I was never a huge Napalm Death fan—never had anything against them but never did a deep dive—and got a signed copy of this as a present from my friend Francis who tangentially knows Shane Embury (bass player of Napalm Death). Because I didn’t know much about the band beyond the headlines and a few tracks, this was much more interested to me than Phil Collen’s book. Again, the early days are fun, but Embury’s career seems to have got more interesting as he has gone on, bucking the trend I mention above. More bands, changing genres, experiences outside music good and bad: this made for a very enjoyable read. Again, if you’re not at least partially into this kind of music, there’s not much point, but as music autobiographies go, this is a good one. Honest about the mistakes, not glossing over things (as far as I can tell), and not seeking to self-aggrandise, I’m now going to do that long-over due Napalm Death deep dive.

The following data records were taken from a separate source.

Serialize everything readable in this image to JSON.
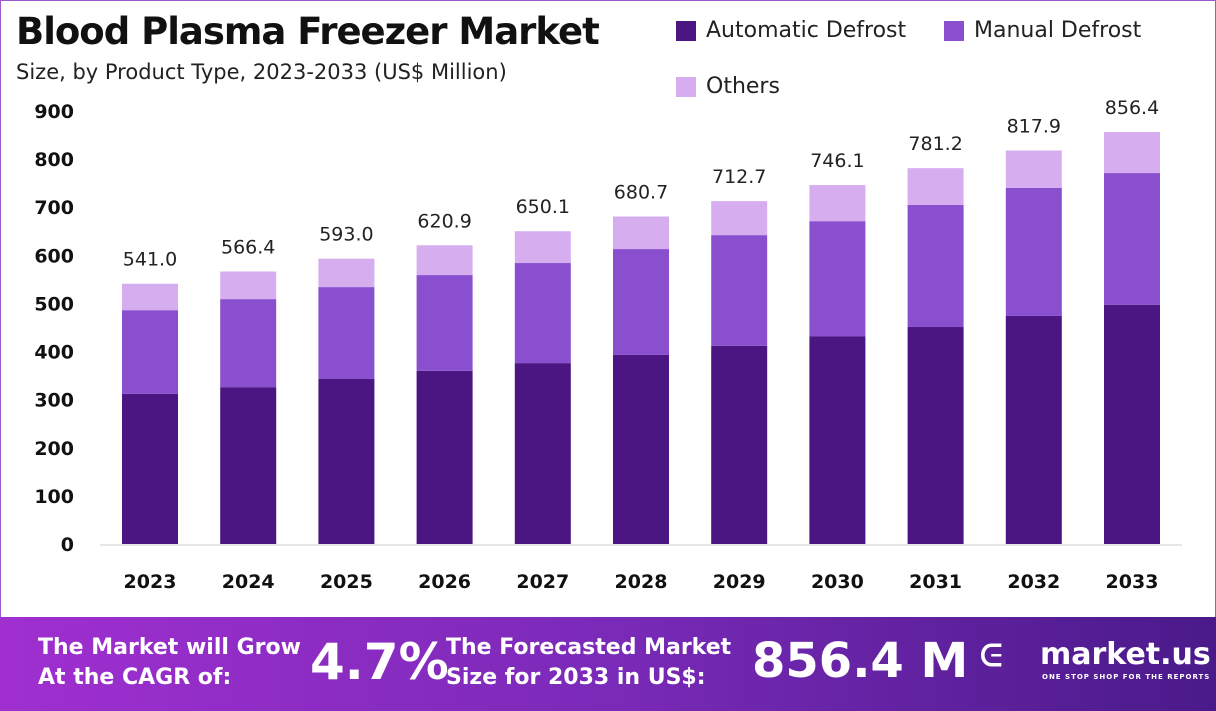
{
  "chart_data": {
    "type": "bar",
    "stacked": true,
    "title": "Blood Plasma Freezer Market",
    "subtitle": "Size, by Product Type, 2023-2033 (US$ Million)",
    "categories": [
      "2023",
      "2024",
      "2025",
      "2026",
      "2027",
      "2028",
      "2029",
      "2030",
      "2031",
      "2032",
      "2033"
    ],
    "series": [
      {
        "name": "Automatic Defrost",
        "color": "#4b1682",
        "values": [
          312,
          326,
          343,
          360,
          376,
          393,
          412,
          432,
          451,
          474,
          497
        ]
      },
      {
        "name": "Manual Defrost",
        "color": "#8a4fcf",
        "values": [
          174,
          183,
          191,
          199,
          208,
          220,
          230,
          239,
          254,
          266,
          274
        ]
      },
      {
        "name": "Others",
        "color": "#d6aef0",
        "values": [
          55,
          57.4,
          59,
          61.9,
          66.1,
          67.7,
          70.7,
          75.1,
          76.2,
          77.9,
          85.4
        ]
      }
    ],
    "totals": [
      "541.0",
      "566.4",
      "593.0",
      "620.9",
      "650.1",
      "680.7",
      "712.7",
      "746.1",
      "781.2",
      "817.9",
      "856.4"
    ],
    "ylim": [
      0,
      900
    ],
    "yticks": [
      "0",
      "100",
      "200",
      "300",
      "400",
      "500",
      "600",
      "700",
      "800",
      "900"
    ],
    "grid": false,
    "legend": "top-right"
  },
  "footer": {
    "cagr_label_1": "The Market will Grow",
    "cagr_label_2": "At the CAGR of:",
    "cagr_value": "4.7%",
    "forecast_label_1": "The Forecasted Market",
    "forecast_label_2": "Size for 2033 in US$:",
    "forecast_value": "856.4 M",
    "logo_text": "market.us",
    "logo_tagline": "ONE STOP SHOP FOR THE REPORTS"
  }
}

I know it’s odd to throw in a guidebook but firstly, it’s probably the book I spent longest pouring over this month, for obvious reasons, but secondly, I want to extol the virtues of the physical guidebook. The internet is full of advice for tourists but most websites tend to just repeat the same five or six things, are so full of adverts you can’t find the damn information you need, or are skewed by crappy or fake (Tripadvisor I’m looking at you) reviews. The Lonely Planet series isn’t perfect but being physical makes it a damn sight easier to use (I know I’m coming across as a Boomer, but flicking from one page to another to cross-reference information is a hell of a lot quicker than scrolling and fighting with ads and cookie announcements) and on those occasions where my battery died or I couldn’t get a signal, it was still reliable. Yay for guidebooks.
Finally, That Was, was something of a disappointment. It’s not bad per se, but it’s not the kind of fiction I like. Lashings of description—places, people, weather, scenery—that contribute nothing to plot or character development beyond the most basic scene setting or overdone pathetic fallacy. By chapter three I realised I couldn’t care less about the narrator or her journey. Or more accurately, I’d learned so little about her and her journey while being drowned in flowery prose that I had nothing to pin my sympathy or interest to. Again, not saying it’s bad, just really not to my taste.